John Barrowman Reprises Anything Goes Role at London's National

News   John Barrowman Reprises Anything Goes Role at London's National

Trevor Nunn's upcoming revival of Cole Porter's Anything Goes will begin previews at the National Theatre on Dec. 11 prior to a Dec. 18 opening.

Appropriately enough for a play set at sea, this production will be a transatlantic one, an American musical performed by a British cast.

Cole Porter was himself an Anglophile who spent much of his life in Europe, so he would have been delighted to have a musical of his at the National. Trevor Nunn has made something of a specialty of musicals during his career — with Oklahoma! and My Fair Lady two recent successes — and has preferred to direct American ones.
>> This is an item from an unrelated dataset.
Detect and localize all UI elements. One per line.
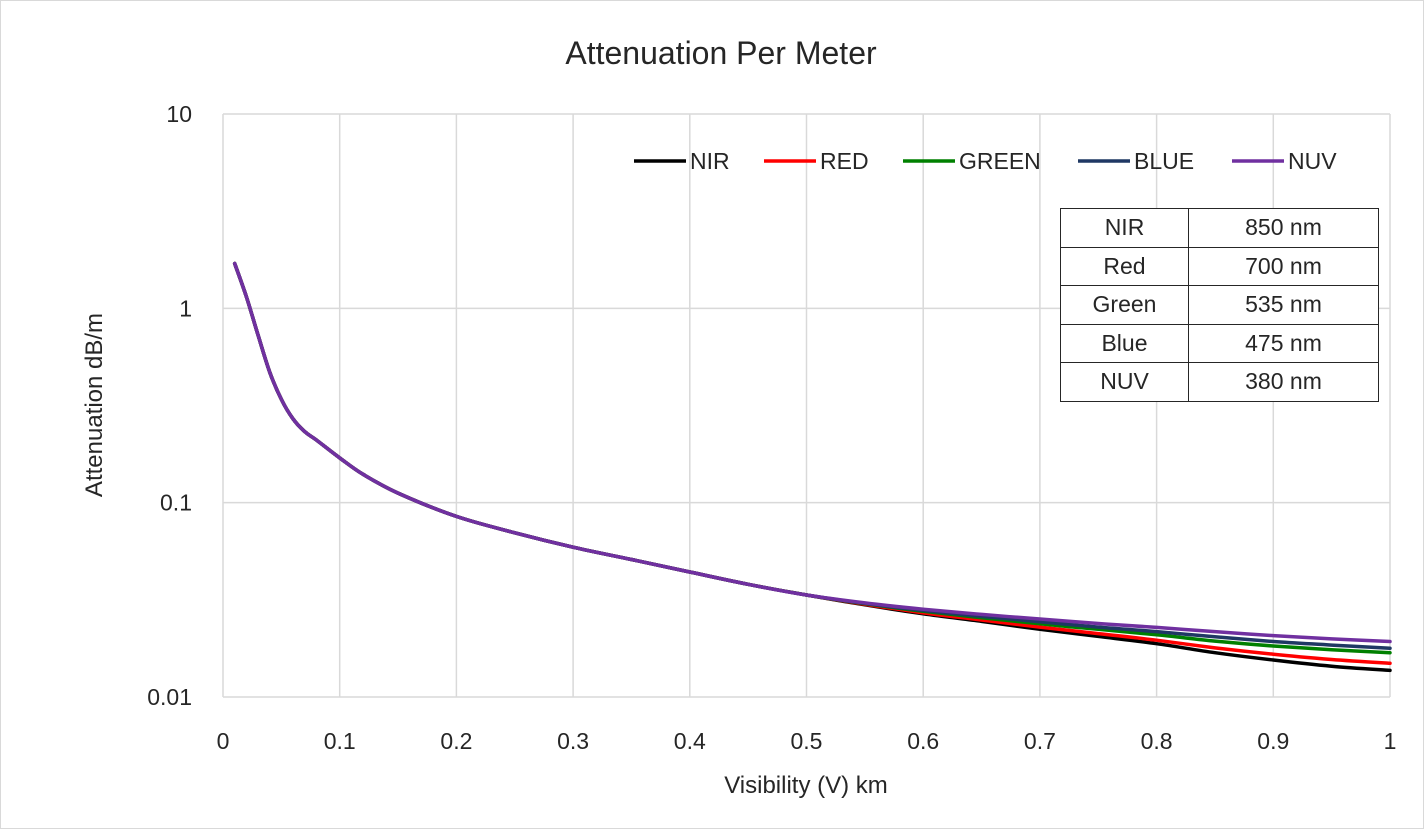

The cast Nunn has collected for Anything Goes suggests that he's going to end his reign at the National in spectacular style.

Sally Ann Triplett, who will play celebrity evangelist turned nightclub entertainer Reno, is one of our most talented musical performers, who scored a great personal success in Jolson at the Victoria Palace six years ago, and who was as effective in the smaller-scale musical Rags at the Bridewell. Denis Quilley, who has a very long association with the National's musical productions, will play Eli Whitney, and John Barrowman will reprise the role of Billy Crocker that he played back in 1989 at the Prince Edward opposite the Reno Sweeney of Elaine Paige.
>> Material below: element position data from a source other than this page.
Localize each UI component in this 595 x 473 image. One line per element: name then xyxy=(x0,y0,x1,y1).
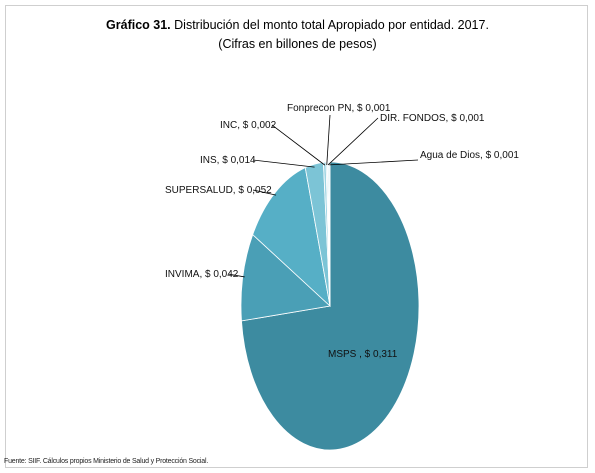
data-label-msps: MSPS , $ 0,311 xyxy=(328,349,398,360)
chart-title: Gráfico 31. Distribución del monto total… xyxy=(6,16,589,35)
leader-line-fonprecon-pn xyxy=(326,114,331,166)
pie-slice-supersalud xyxy=(252,167,331,308)
data-label-fonprecon-pn: Fonprecon PN, $ 0,001 xyxy=(287,103,391,114)
source-note: Fuente: SIIF. Cálculos propios Ministeri… xyxy=(4,458,209,465)
chart-title-number: Gráfico 31. xyxy=(106,18,171,32)
data-label-invima: INVIMA, $ 0,042 xyxy=(165,269,239,280)
chart-frame: Gráfico 31. Distribución del monto total… xyxy=(5,5,588,468)
chart-subtitle: (Cifras en billones de pesos) xyxy=(218,37,377,51)
leader-line-ins xyxy=(252,159,315,168)
data-label-supersalud: SUPERSALUD, $ 0,052 xyxy=(165,185,272,196)
pie-slice-agua-de-dios xyxy=(328,161,331,307)
data-label-ins: INS, $ 0,014 xyxy=(200,155,256,166)
data-label-inc: INC, $ 0,002 xyxy=(220,120,277,131)
leader-line-inc xyxy=(271,124,326,166)
data-label-agua-de-dios: Agua de Dios, $ 0,001 xyxy=(420,150,519,161)
chart-title-text: Distribución del monto total Apropiado p… xyxy=(170,18,489,32)
leader-line-agua-de-dios xyxy=(329,159,419,166)
leader-line-invima xyxy=(227,273,245,278)
leader-line-supersalud xyxy=(252,189,277,196)
data-label-dir-fondos: DIR. FONDOS, $ 0,001 xyxy=(380,113,485,124)
chart-title-block: Gráfico 31. Distribución del monto total… xyxy=(6,16,589,54)
leader-line-dir-fondos xyxy=(327,117,379,166)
Barrowman is well known to West End audiences for his performances in Sunset Boulevard and Miss Saigon, and is also popular with American audiences. He was recently in Stephen Sondheim's Company at the Kennedy Center in Washington, D.C.

Anything Goes is a classic 1930s (Broadway 1934, London 1935) musical and includes standards "I Get a Kick Out Of You" and "You're the Top."
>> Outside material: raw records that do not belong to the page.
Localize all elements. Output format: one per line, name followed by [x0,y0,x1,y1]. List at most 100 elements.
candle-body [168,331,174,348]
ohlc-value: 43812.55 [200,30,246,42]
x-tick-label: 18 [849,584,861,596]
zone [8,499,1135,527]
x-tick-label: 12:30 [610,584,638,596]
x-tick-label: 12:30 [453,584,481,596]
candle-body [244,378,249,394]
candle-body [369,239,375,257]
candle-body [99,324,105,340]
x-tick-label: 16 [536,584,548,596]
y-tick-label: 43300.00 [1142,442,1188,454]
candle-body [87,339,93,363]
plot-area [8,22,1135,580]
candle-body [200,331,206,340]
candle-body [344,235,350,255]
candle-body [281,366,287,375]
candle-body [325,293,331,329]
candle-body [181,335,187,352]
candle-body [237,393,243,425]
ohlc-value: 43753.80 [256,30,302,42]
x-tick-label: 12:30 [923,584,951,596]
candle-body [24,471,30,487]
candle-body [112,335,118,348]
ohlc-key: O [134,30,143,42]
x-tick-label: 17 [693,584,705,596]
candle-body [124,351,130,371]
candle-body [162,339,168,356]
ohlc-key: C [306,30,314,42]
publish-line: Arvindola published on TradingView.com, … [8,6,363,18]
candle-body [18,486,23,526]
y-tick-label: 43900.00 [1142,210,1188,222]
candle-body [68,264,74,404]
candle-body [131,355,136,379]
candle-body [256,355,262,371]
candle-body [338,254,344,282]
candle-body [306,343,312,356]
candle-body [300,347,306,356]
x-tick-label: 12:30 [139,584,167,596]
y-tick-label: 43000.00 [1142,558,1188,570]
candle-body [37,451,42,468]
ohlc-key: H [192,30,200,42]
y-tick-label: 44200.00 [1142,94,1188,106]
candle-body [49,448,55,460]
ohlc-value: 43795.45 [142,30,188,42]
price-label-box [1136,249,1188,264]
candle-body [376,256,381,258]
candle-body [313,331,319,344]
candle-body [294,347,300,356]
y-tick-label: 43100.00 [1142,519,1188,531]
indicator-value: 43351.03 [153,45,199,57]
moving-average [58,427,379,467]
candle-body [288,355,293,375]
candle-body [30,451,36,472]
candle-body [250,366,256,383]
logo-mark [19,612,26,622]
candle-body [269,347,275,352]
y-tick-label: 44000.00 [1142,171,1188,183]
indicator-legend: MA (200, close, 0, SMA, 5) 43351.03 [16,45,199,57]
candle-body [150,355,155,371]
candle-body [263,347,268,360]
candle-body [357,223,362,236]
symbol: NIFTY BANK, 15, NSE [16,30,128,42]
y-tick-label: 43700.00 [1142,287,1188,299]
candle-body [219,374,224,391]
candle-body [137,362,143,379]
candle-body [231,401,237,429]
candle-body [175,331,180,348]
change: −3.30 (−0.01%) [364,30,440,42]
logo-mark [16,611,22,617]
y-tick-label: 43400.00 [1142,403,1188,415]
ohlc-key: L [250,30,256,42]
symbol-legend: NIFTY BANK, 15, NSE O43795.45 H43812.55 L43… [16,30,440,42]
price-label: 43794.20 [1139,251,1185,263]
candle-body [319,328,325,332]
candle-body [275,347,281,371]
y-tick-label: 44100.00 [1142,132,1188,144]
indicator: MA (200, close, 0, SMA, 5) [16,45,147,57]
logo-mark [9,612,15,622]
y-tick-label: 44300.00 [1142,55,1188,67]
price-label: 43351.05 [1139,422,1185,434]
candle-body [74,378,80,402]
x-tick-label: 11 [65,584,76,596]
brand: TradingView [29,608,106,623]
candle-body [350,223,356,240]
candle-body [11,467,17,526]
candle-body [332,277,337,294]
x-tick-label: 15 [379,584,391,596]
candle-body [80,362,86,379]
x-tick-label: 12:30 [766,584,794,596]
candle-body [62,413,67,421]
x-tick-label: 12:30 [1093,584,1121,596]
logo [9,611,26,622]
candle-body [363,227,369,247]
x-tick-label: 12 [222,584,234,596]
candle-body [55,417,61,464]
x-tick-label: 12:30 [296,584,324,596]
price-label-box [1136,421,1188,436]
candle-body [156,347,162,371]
The National has commissioned a new book of the musical by Timothy Crouse and John Weidman — the original was by Guy Bolton and P. G. Wodehouse. Anything Goes has the sort of comic plot — with fugitive gangsters, upper-class twits and brassy showgirls — that Wodehouse reveled in, and it will be fascinating to see how the new book looks when the National finally unveils its production in December.